Furthermore, the 70% of patients were treated with both types of gels, while the others one with one type or / and without any gel. During the study period, patients were asked to maintain good oral hygiene, including the use if necessary of not alcohol based mouthwashes containing chlorhexidine 0.20% 3 times of at least 1 hour prior to application of the gel and the dental cleansing. Patients were asked to avoid alcohol, smoking and extremely spicy or acidic foods that have very irritating exacerbated inflammation in the oral cavity [19]. Each patient was assessed by compiling a data card, the oral examination, registration of the signs and symptoms and photographs, recording such information at baseline, first-examination before treatment (T0) and control after 7 days (T1) for the application of the gel. The efficacy of treatment and 'was evaluated based on the following parameters of clinical cure visual index at T0-T1 using them following nominal variables:
A - complete, B - partial, C - absent, and considering the complete disappearance of the areas surrounding skin.
5. Results
Patients treated with hyaluronic acid have shown significant clinical improvement of lesions in T1 baseline. In the subgroup A patients with identical lesion at which they were applied bilaterally both gingival two devices on two different sites, on only one (site treated with hyaluronic acid) of two sites it was observed a complete healing, both for what concerns the extraction surgery simple to the complex, independently of the use of sutures. The site was found to be perfectly healed that treated hyaluronic acid than the control.

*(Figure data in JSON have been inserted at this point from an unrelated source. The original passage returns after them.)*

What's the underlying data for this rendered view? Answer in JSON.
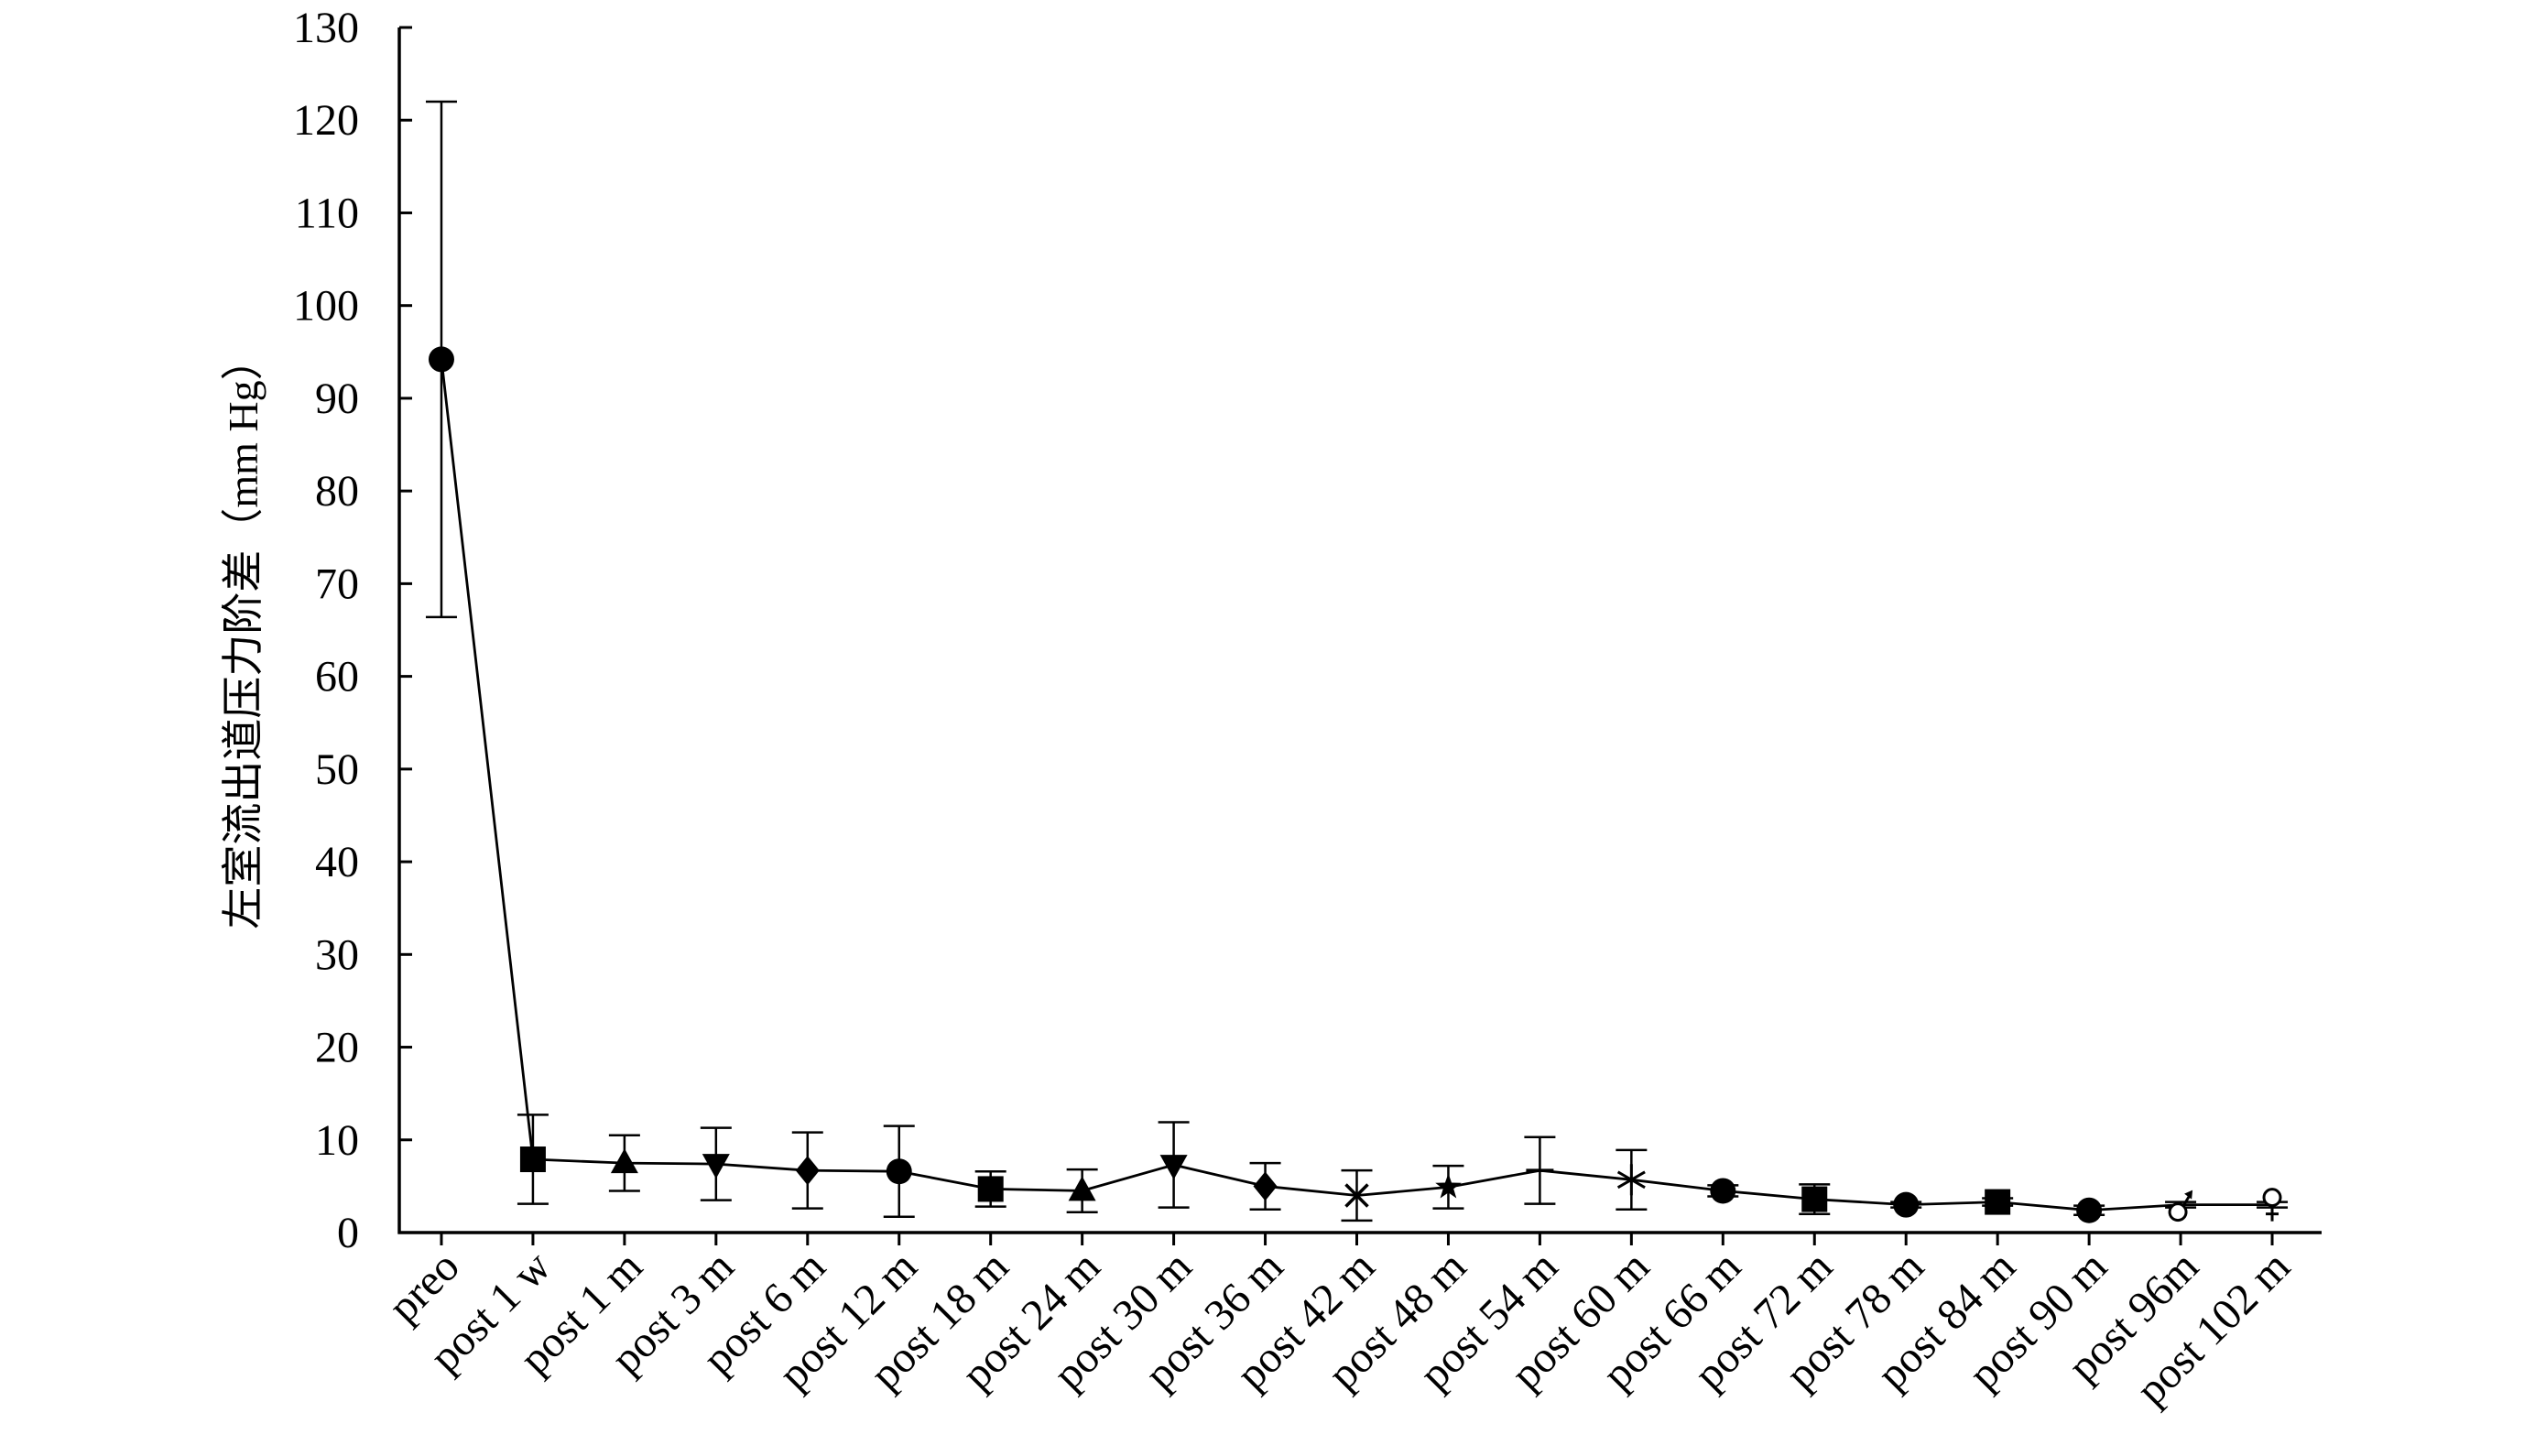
{
  "chart_data": {
    "type": "line",
    "ylabel": "左室流出道压力阶差（mm Hg）",
    "ylim": [
      0,
      130
    ],
    "yticks": [
      0,
      10,
      20,
      30,
      40,
      50,
      60,
      70,
      80,
      90,
      100,
      110,
      120,
      130
    ],
    "grid": false,
    "categories": [
      "preo",
      "post 1 w",
      "post 1 m",
      "post 3 m",
      "post 6 m",
      "post 12 m",
      "post 18 m",
      "post 24 m",
      "post 30 m",
      "post 36 m",
      "post 42 m",
      "post 48 m",
      "post 54 m",
      "post 60 m",
      "post 66 m",
      "post 72 m",
      "post 78 m",
      "post 84 m",
      "post 90 m",
      "post 96m",
      "post 102 m"
    ],
    "series": [
      {
        "color": "#000000",
        "values": [
          94.2,
          7.9,
          7.5,
          7.4,
          6.7,
          6.6,
          4.7,
          4.5,
          7.3,
          5.0,
          4.0,
          4.9,
          6.7,
          5.7,
          4.5,
          3.6,
          3.0,
          3.3,
          2.4,
          3.0,
          3.0
        ],
        "errors": [
          27.8,
          4.8,
          3.0,
          3.9,
          4.1,
          4.9,
          1.9,
          2.3,
          4.6,
          2.5,
          2.7,
          2.3,
          3.6,
          3.2,
          0.6,
          1.6,
          0.3,
          0.4,
          0.5,
          0.3,
          0.3
        ],
        "markers": [
          "circle",
          "square",
          "triangle-up",
          "triangle-down",
          "diamond",
          "circle",
          "square",
          "triangle-up",
          "triangle-down",
          "diamond",
          "x-cross",
          "star",
          "dash",
          "asterisk",
          "circle",
          "square",
          "circle",
          "square",
          "circle",
          "male-symbol",
          "female-symbol"
        ]
      }
    ]
  }
}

Moreover, in these patients, and in these sites already at the time T1 has been possible to effect the removal of the stitches in no case without the appearance of bleeding and gum inflammation. The same result is obtained in the subgroup B and then in those patients effects from cystic tumors, cancer, interventions plastic oral mucosa or suffering from lessons precancerous. T1 to all patients treated with hyaluronic acid had a complete healing tissue in contrast to those treated with Triticum vulgare or without gel. Independently the type of product used and / or recommended, there were substantial differences between patients treated with gel Based Triticum vulgare and that small portion of patients treated without any supervision.
6. Conclusion
We are in agree with some studies [11, 12, 13, 16] wich confirm the better wound healing in patients treated with Hyaluronic Acid after oral surgery interventions. Patients treated with Triticum Vulgare showed better results respect those patients who didn’t receive any gel, but poorer results respect those treated with Hyaluronic Acid. Furthermore patients treated with Hyaluronic Acid, showed not only a faster healing, but also a better comfort during the T0-T1 period. Hyaluronic acid could be used routinely after oral surgery. Further studies are needed to develop a Hyaluronic Acid use’s protocol after oral surgery interventions.